Summary: Calamari must filter duplicate events before pushing it to salt event bus.
Product: [Red Hat Storage] Red Hat Ceph Storage Reporter: Darshan <dnarayan>
Component: CalamariAssignee: Christina Meno <gmeno>
Calamari sub component: Back-end QA Contact: ceph-qe-bugs <ceph-qe-bugs>
Status: CLOSED WONTFIX Docs Contact:
Severity: medium    
Priority: unspecified CC: ceph-eng-bugs, flucifre, mkarnik
Version: 1.3.1   
Target Milestone: rc   
Target Release: 2.2   
Hardware: Unspecified   
OS: Unspecified   
Whiteboard:
Fixed In Version: Doc Type: Bug Fix
Doc Text:
Story Points: ---
Clone Of: Environment:
Last Closed: 2017-01-05 18:41:23 UTC Type: Bug
Regression: --- Mount Type: ---
Documentation: --- CRM:
Verified Versions: Category: ---
oVirt Team: --- RHEL 7.3 requirements from Atomic Host:
Cloudforms Team: --- Target Upstream Version:
Embargoed:
Bug Depends On:    
Bug Blocks: 1291304    

Description Darshan 2016-03-01 11:20:00 UTC
Description of problem:
Some events related to osd, mon, cluster state change are emitted from all the calamari-lite instances.
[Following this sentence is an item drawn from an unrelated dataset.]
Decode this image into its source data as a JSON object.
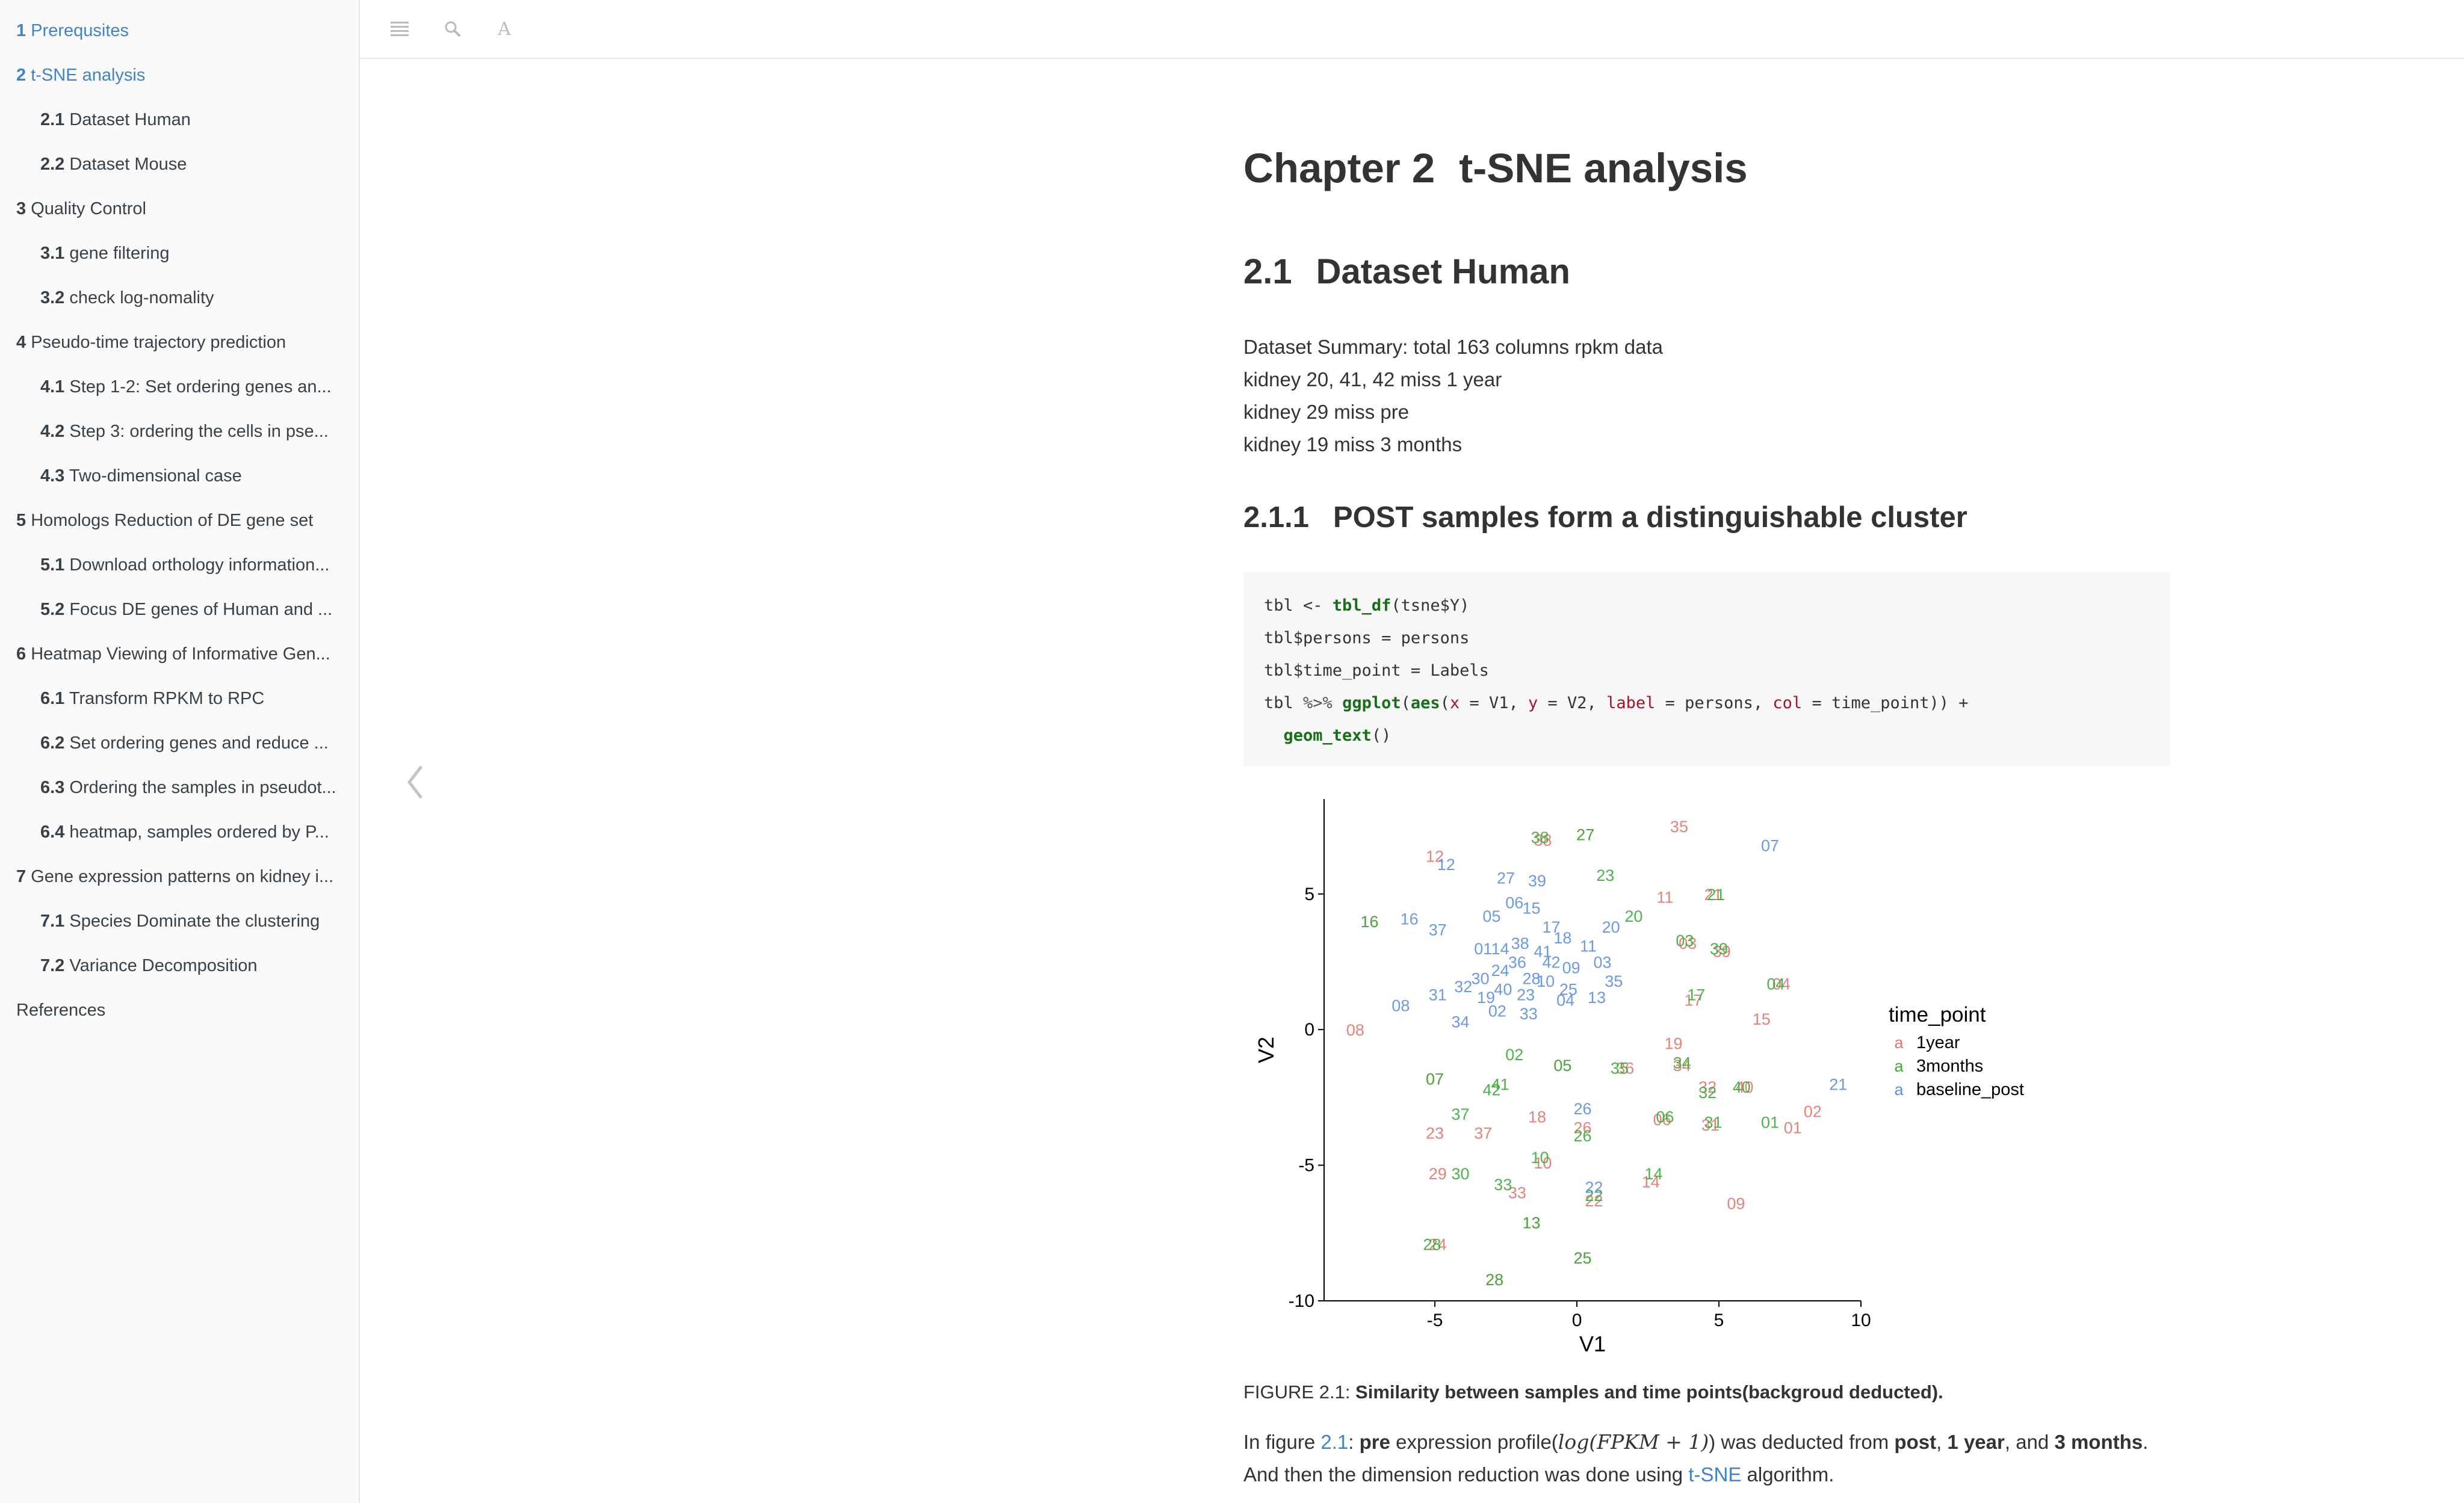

Since USM will be listening to multiple calamari-lite instances for events, it must send event(push event to salt bus) from only one instance. which instance has to send can be decided based on if it is residing on a leader mon node.

Version-Release number of selected component (if applicable):


How reproducible:
Always

Steps to Reproduce:
1. Have a ceph setup with multiple mon nodes(hence multiple calamari-lite instances)
2. Simulate an event for osd state change.
3. 

Actual results:
Same event would be sent from multiple calamari-lite instances to salt event bus.

Expected results:
A single event should be sent from only one calamari-lite instance to salt bus.

Additional info:

Comment 2 Christina Meno 2016-04-06 21:30:18 UTC
I believe that we should address this issue in a different way.
calamari-lite running on all ceph monitors will be a risk to cluster stability and data integrity.

I think that the storage-console should choose a single monitor to enable calamari on in the first release. That way when the inevitable happens we only loose management temporarily and not trigger data-loss

If we organize this way event filtering won't be needed until we design calamari to be HA.

Mrugesh what do you think about this approach as risk-mitigation?